Joyce, a visitor to the site, is learning how to needlepoint. She sent me an e-mail asking for advice about the design she was stitching. She asked me how she could make the cat in her current project look furry. I suggested velvet stitch and promised to write a quick guide to the technique. This stitch would also be ideal for bunny tails or furry butterfly or bee bodies.
You can use this versatile stitch on other fabrics, however, canvas has the benefit of ensuring you space your stitches evenly. This means you won't have areas of dense plush alongside patches where it appears your stitching has mange! Not the best effect if you are trying to portray a furry creature. It may give the intended result if you are stitching something more random, such as a tree or bush.
Using velvet stitch can add contrast to a design which has less texture elsewhere.
To emphasize the fluffy nature of trimmed Velvet stitch, I like to use wool, such as Appleton's crewel wool. You want to choose something with body to it, so the stitches stand upright when grouped together, rather than flopping over and laying on the surface fabric.
I find tapestry wool will work at a pinch if you separate the strands after you cut them. However, it is thicker and harder to pull through the canvas.
An 18 count needlepoint canvas is ideal as the threads are close enough together to give a dense "fur", while still allowing the wool to be pulled gently through the canvas. I suggest a size 18 tapestry needle for 2 to 3 strands of crewel wool.
An additional benefit of using crewel wool is that you can thread multiple colours through the needle at one time to give a more natural-looking effect. Swap out one colour at a time, to give a shaded effect across an area.
Begin with the bottom row of your velvet stitch section and work towards the top.
Start by working a half cross stitch from A to B. Then bring the needle back up in the first hole again. Holding the yarn under your thumb take the needle back through the canvas at B, but don't pull the yarn right through.
Leave a loop on the surface and bring the needle back up at C. Do not put your needle through the loop!
Take the needle back down at D, holding the loop under your thumb to keep it in place, to complete the velvet stitch.
With the first stitch completed, bring the needle back up in hole C to begin the next one. Repeat the first stitch along the rest of the row.
Work following rows above the first. I like to take the yarn through the back of the stitches and begin the next row at the left again. Remember to work up towards the top of your velvet stitched area.
I worked the sample in the previous photos with one strand of Appleton's crewel wool for clarity, however, if you are stitching fur it can give a more realistic effect if you combine different coloured yarns in the needle. This also gives the needlepoint stitches more body.
Here is my completed mini section of velvet stitch before trimming.
The last step is to snip the loops to create a fuzzy pile.
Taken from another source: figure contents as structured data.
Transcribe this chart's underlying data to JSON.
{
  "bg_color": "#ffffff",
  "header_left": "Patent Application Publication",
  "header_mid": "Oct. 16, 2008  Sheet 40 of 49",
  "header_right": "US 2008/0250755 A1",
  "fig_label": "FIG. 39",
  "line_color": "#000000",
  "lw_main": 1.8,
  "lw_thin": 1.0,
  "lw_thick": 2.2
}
If some loops were slightly longer than the others, you can give your fur a "hair cut" and trim it so that everything is even.
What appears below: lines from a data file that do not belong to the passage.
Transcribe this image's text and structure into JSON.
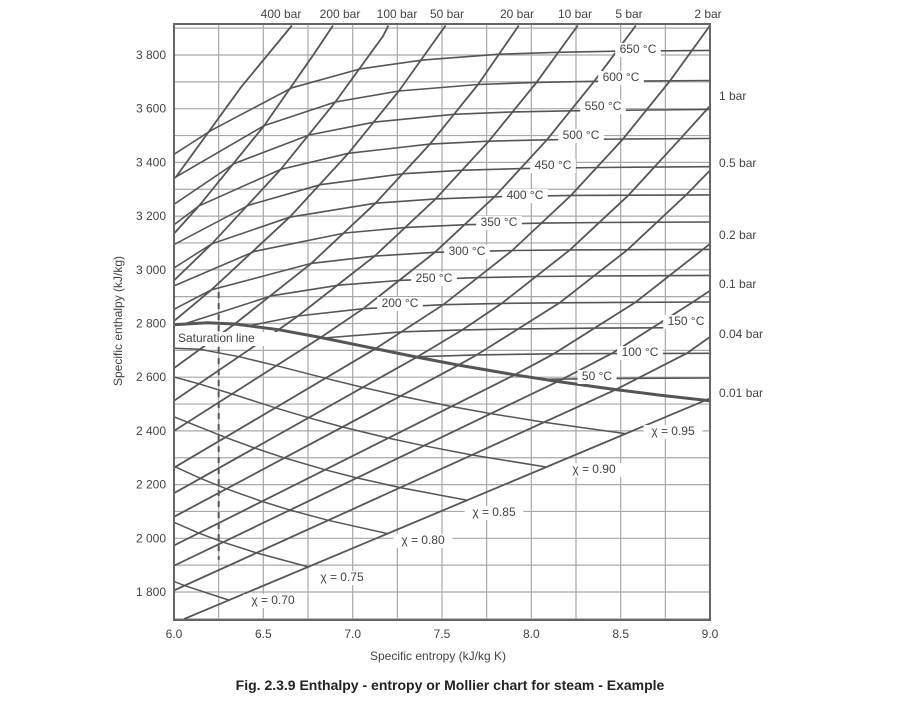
{
  "chart_data": {
    "type": "line",
    "title": "",
    "caption": "Fig. 2.3.9 Enthalpy - entropy or Mollier chart for steam - Example",
    "xlabel": "Specific entropy (kJ/kg K)",
    "ylabel": "Specific enthalpy (kJ/kg)",
    "xlim": [
      6.0,
      9.0
    ],
    "ylim": [
      1700,
      3910
    ],
    "grid": true,
    "grid_step": {
      "x": 0.25,
      "y": 100
    },
    "xticks": [
      "6.0",
      "6.5",
      "7.0",
      "7.5",
      "8.0",
      "8.5",
      "9.0"
    ],
    "yticks": [
      "1 800",
      "2 000",
      "2 200",
      "2 400",
      "2 600",
      "2 800",
      "3 000",
      "3 200",
      "3 400",
      "3 600",
      "3 800"
    ],
    "line_color": "#555555",
    "grid_color": "#a8a8a8",
    "isobars": [
      {
        "name": "400 bar",
        "points": [
          [
            6.0,
            3340
          ],
          [
            6.011,
            3346
          ],
          [
            6.375,
            3680
          ],
          [
            6.66,
            3910
          ]
        ]
      },
      {
        "name": "200 bar",
        "points": [
          [
            6.0,
            3135
          ],
          [
            6.14,
            3238
          ],
          [
            6.505,
            3537
          ],
          [
            6.79,
            3810
          ],
          [
            6.89,
            3910
          ]
        ]
      },
      {
        "name": "100 bar",
        "points": [
          [
            6.0,
            2960
          ],
          [
            6.212,
            3097
          ],
          [
            6.597,
            3374
          ],
          [
            6.903,
            3625
          ],
          [
            7.17,
            3870
          ],
          [
            7.2,
            3910
          ]
        ]
      },
      {
        "name": "50 bar",
        "points": [
          [
            6.0,
            2809
          ],
          [
            6.209,
            2925
          ],
          [
            6.647,
            3196
          ],
          [
            6.976,
            3434
          ],
          [
            7.259,
            3666
          ],
          [
            7.52,
            3910
          ]
        ]
      },
      {
        "name": "20 bar",
        "points": [
          [
            6.0,
            2634
          ],
          [
            6.34,
            2798
          ],
          [
            6.768,
            3024
          ],
          [
            7.128,
            3248
          ],
          [
            7.432,
            3468
          ],
          [
            7.702,
            3690
          ],
          [
            7.93,
            3910
          ]
        ]
      },
      {
        "name": "10 bar",
        "points": [
          [
            6.0,
            2512
          ],
          [
            6.585,
            2777
          ],
          [
            6.694,
            2828
          ],
          [
            7.123,
            3051
          ],
          [
            7.465,
            3264
          ],
          [
            7.762,
            3479
          ],
          [
            8.029,
            3698
          ],
          [
            8.26,
            3910
          ]
        ]
      },
      {
        "name": "5 bar",
        "points": [
          [
            6.0,
            2400
          ],
          [
            6.821,
            2748
          ],
          [
            7.059,
            2855
          ],
          [
            7.46,
            3065
          ],
          [
            7.794,
            3272
          ],
          [
            8.087,
            3484
          ],
          [
            8.352,
            3702
          ],
          [
            8.585,
            3910
          ]
        ]
      },
      {
        "name": "2 bar",
        "points": [
          [
            6.0,
            2263
          ],
          [
            7.127,
            2706
          ],
          [
            7.507,
            2870
          ],
          [
            7.893,
            3072
          ],
          [
            8.222,
            3277
          ],
          [
            8.513,
            3487
          ],
          [
            8.776,
            3704
          ],
          [
            9.0,
            3910
          ]
        ]
      },
      {
        "name": "1 bar",
        "points": [
          [
            6.0,
            2168
          ],
          [
            7.359,
            2675
          ],
          [
            7.614,
            2776
          ],
          [
            7.834,
            2875
          ],
          [
            8.216,
            3074
          ],
          [
            8.544,
            3278
          ],
          [
            8.834,
            3488
          ],
          [
            9.0,
            3610
          ]
        ]
      },
      {
        "name": "0.5 bar",
        "points": [
          [
            6.0,
            2080
          ],
          [
            7.593,
            2645
          ],
          [
            7.695,
            2683
          ],
          [
            8.158,
            2877
          ],
          [
            8.539,
            3075
          ],
          [
            8.866,
            3279
          ],
          [
            9.0,
            3370
          ]
        ]
      },
      {
        "name": "0.2 bar",
        "points": [
          [
            6.0,
            1973
          ],
          [
            7.907,
            2609
          ],
          [
            8.126,
            2687
          ],
          [
            8.583,
            2879
          ],
          [
            8.96,
            3076
          ],
          [
            9.0,
            3097
          ]
        ]
      },
      {
        "name": "0.1 bar",
        "points": [
          [
            6.0,
            1898
          ],
          [
            8.148,
            2584
          ],
          [
            8.449,
            2688
          ],
          [
            8.905,
            2880
          ],
          [
            9.0,
            2922
          ]
        ]
      },
      {
        "name": "0.04 bar",
        "points": [
          [
            6.0,
            1806
          ],
          [
            8.473,
            2554
          ],
          [
            8.87,
            2689
          ],
          [
            9.0,
            2750
          ]
        ]
      },
      {
        "name": "0.01 bar",
        "points": [
          [
            6.057,
            1700
          ],
          [
            8.974,
            2514
          ],
          [
            9.0,
            2521
          ]
        ]
      }
    ],
    "isotherms": [
      {
        "name": "650 °C",
        "points": [
          [
            6.0,
            3430
          ],
          [
            6.21,
            3520
          ],
          [
            6.66,
            3678
          ],
          [
            7.04,
            3748
          ],
          [
            7.39,
            3781
          ],
          [
            7.82,
            3803
          ],
          [
            8.15,
            3810
          ],
          [
            8.47,
            3814
          ],
          [
            9.0,
            3817
          ]
        ]
      },
      {
        "name": "600 °C",
        "points": [
          [
            6.0,
            3342
          ],
          [
            6.505,
            3537
          ],
          [
            6.903,
            3625
          ],
          [
            7.259,
            3666
          ],
          [
            7.702,
            3690
          ],
          [
            8.029,
            3698
          ],
          [
            8.352,
            3702
          ],
          [
            9.0,
            3705
          ]
        ]
      },
      {
        "name": "550 °C",
        "points": [
          [
            6.0,
            3244
          ],
          [
            6.338,
            3396
          ],
          [
            6.756,
            3502
          ],
          [
            7.122,
            3550
          ],
          [
            7.567,
            3579
          ],
          [
            7.9,
            3588
          ],
          [
            8.23,
            3592
          ],
          [
            8.65,
            3595
          ],
          [
            9.0,
            3597
          ]
        ]
      },
      {
        "name": "500 °C",
        "points": [
          [
            6.0,
            3168
          ],
          [
            6.14,
            3238
          ],
          [
            6.597,
            3374
          ],
          [
            6.976,
            3434
          ],
          [
            7.432,
            3468
          ],
          [
            7.762,
            3479
          ],
          [
            8.087,
            3484
          ],
          [
            8.513,
            3487
          ],
          [
            9.0,
            3489
          ]
        ]
      },
      {
        "name": "450 °C",
        "points": [
          [
            6.0,
            3094
          ],
          [
            6.42,
            3241
          ],
          [
            6.819,
            3317
          ],
          [
            7.287,
            3358
          ],
          [
            7.62,
            3371
          ],
          [
            7.945,
            3377
          ],
          [
            8.374,
            3381
          ],
          [
            9.0,
            3384
          ]
        ]
      },
      {
        "name": "400 °C",
        "points": [
          [
            6.0,
            3007
          ],
          [
            6.212,
            3097
          ],
          [
            6.647,
            3196
          ],
          [
            7.128,
            3248
          ],
          [
            7.465,
            3264
          ],
          [
            7.794,
            3272
          ],
          [
            8.222,
            3277
          ],
          [
            9.0,
            3279
          ]
        ]
      },
      {
        "name": "350 °C",
        "points": [
          [
            6.0,
            2940
          ],
          [
            6.452,
            3069
          ],
          [
            6.957,
            3137
          ],
          [
            7.301,
            3158
          ],
          [
            7.635,
            3168
          ],
          [
            8.067,
            3174
          ],
          [
            8.391,
            3176
          ],
          [
            9.0,
            3178
          ]
        ]
      },
      {
        "name": "300 °C",
        "points": [
          [
            6.0,
            2853
          ],
          [
            6.209,
            2925
          ],
          [
            6.768,
            3024
          ],
          [
            7.123,
            3051
          ],
          [
            7.46,
            3065
          ],
          [
            7.893,
            3072
          ],
          [
            8.216,
            3074
          ],
          [
            9.0,
            3076
          ]
        ]
      },
      {
        "name": "250 °C",
        "points": [
          [
            6.07,
            2801
          ],
          [
            6.547,
            2903
          ],
          [
            6.926,
            2943
          ],
          [
            7.272,
            2961
          ],
          [
            7.709,
            2971
          ],
          [
            8.033,
            2975
          ],
          [
            8.356,
            2977
          ],
          [
            9.0,
            2979
          ]
        ]
      },
      {
        "name": "200 °C",
        "points": [
          [
            6.43,
            2793
          ],
          [
            6.694,
            2828
          ],
          [
            7.059,
            2855
          ],
          [
            7.507,
            2870
          ],
          [
            7.834,
            2875
          ],
          [
            8.158,
            2877
          ],
          [
            8.583,
            2879
          ],
          [
            9.0,
            2880
          ]
        ]
      },
      {
        "name": "150 °C",
        "points": [
          [
            6.837,
            2746
          ],
          [
            7.279,
            2769
          ],
          [
            7.614,
            2776
          ],
          [
            7.94,
            2780
          ],
          [
            8.37,
            2783
          ],
          [
            9.0,
            2785
          ]
        ]
      },
      {
        "name": "100 °C",
        "points": [
          [
            7.355,
            2676
          ],
          [
            7.695,
            2683
          ],
          [
            8.126,
            2687
          ],
          [
            8.449,
            2688
          ],
          [
            9.0,
            2689
          ]
        ]
      },
      {
        "name": "50 °C",
        "points": [
          [
            8.075,
            2592
          ],
          [
            8.175,
            2593
          ],
          [
            8.61,
            2596
          ],
          [
            9.0,
            2597
          ]
        ]
      }
    ],
    "quality_lines": [
      {
        "name": "χ = 0.95",
        "points": [
          [
            8.531,
            2389.5
          ],
          [
            8.071,
            2431.9
          ],
          [
            7.773,
            2464.3
          ],
          [
            7.553,
            2491
          ],
          [
            7.268,
            2530
          ],
          [
            7.056,
            2562
          ],
          [
            6.847,
            2596.2
          ],
          [
            6.573,
            2642.7
          ],
          [
            6.363,
            2676.4
          ],
          [
            6.145,
            2703.8
          ],
          [
            6.0,
            2707.5
          ]
        ]
      },
      {
        "name": "χ = 0.90",
        "points": [
          [
            8.087,
            2265.3
          ],
          [
            7.668,
            2310.3
          ],
          [
            7.398,
            2344.7
          ],
          [
            7.2,
            2373.2
          ],
          [
            6.943,
            2414.7
          ],
          [
            6.753,
            2449.2
          ],
          [
            6.567,
            2486.1
          ],
          [
            6.325,
            2537.3
          ],
          [
            6.14,
            2575.6
          ],
          [
            6.0,
            2600.6
          ]
        ]
      },
      {
        "name": "χ = 0.85",
        "points": [
          [
            7.644,
            2141
          ],
          [
            7.266,
            2188.7
          ],
          [
            7.023,
            2225.1
          ],
          [
            6.846,
            2255.3
          ],
          [
            6.618,
            2299.5
          ],
          [
            6.451,
            2336.3
          ],
          [
            6.287,
            2376.1
          ],
          [
            6.077,
            2431.9
          ],
          [
            6.0,
            2452.7
          ]
        ]
      },
      {
        "name": "χ = 0.80",
        "points": [
          [
            7.2,
            2016.8
          ],
          [
            6.863,
            2067.1
          ],
          [
            6.648,
            2105.5
          ],
          [
            6.492,
            2137.4
          ],
          [
            6.293,
            2184.3
          ],
          [
            6.148,
            2223.4
          ],
          [
            6.008,
            2266
          ],
          [
            6.0,
            2268.7
          ]
        ]
      },
      {
        "name": "χ = 0.75",
        "points": [
          [
            6.757,
            1892.6
          ],
          [
            6.461,
            1945.5
          ],
          [
            6.273,
            1985.9
          ],
          [
            6.138,
            2019.5
          ],
          [
            6.0,
            2059.7
          ]
        ]
      },
      {
        "name": "χ = 0.70",
        "points": [
          [
            6.314,
            1768.4
          ],
          [
            6.058,
            1823.9
          ],
          [
            6.0,
            1839.3
          ]
        ]
      }
    ],
    "saturation_line": {
      "name": "Saturation line",
      "points": [
        [
          6.0,
          2795
        ],
        [
          6.186,
          2803
        ],
        [
          6.34,
          2798
        ],
        [
          6.585,
          2777
        ],
        [
          6.821,
          2748
        ],
        [
          7.127,
          2706
        ],
        [
          7.359,
          2675
        ],
        [
          7.593,
          2645
        ],
        [
          7.907,
          2609
        ],
        [
          8.148,
          2584
        ],
        [
          8.473,
          2554
        ],
        [
          8.723,
          2533
        ],
        [
          8.974,
          2514
        ],
        [
          9.0,
          2512
        ]
      ]
    },
    "expansion_line": {
      "style": "dashed",
      "s": 6.25,
      "h_from": 2917,
      "h_to": 1920
    }
  }
}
I had a scrap of Hardanger fabric (22 count) left over so I used it to stitch a sample to show that it can work on any fabric.
I used 2 strands of DMC Medici wool in tones of grey.
The first two rows used 2 strands of dark grey. The next two had 1 dark strand and 1 lighter one. Then in the last two rows I used 2 strands of light only.
I photographed this sample after cutting the loops but before trimming the work so you see the effect. This might make a nice horse's mane or tail.
I hope this how to needlepoint guide to velvet stitch has been helpful.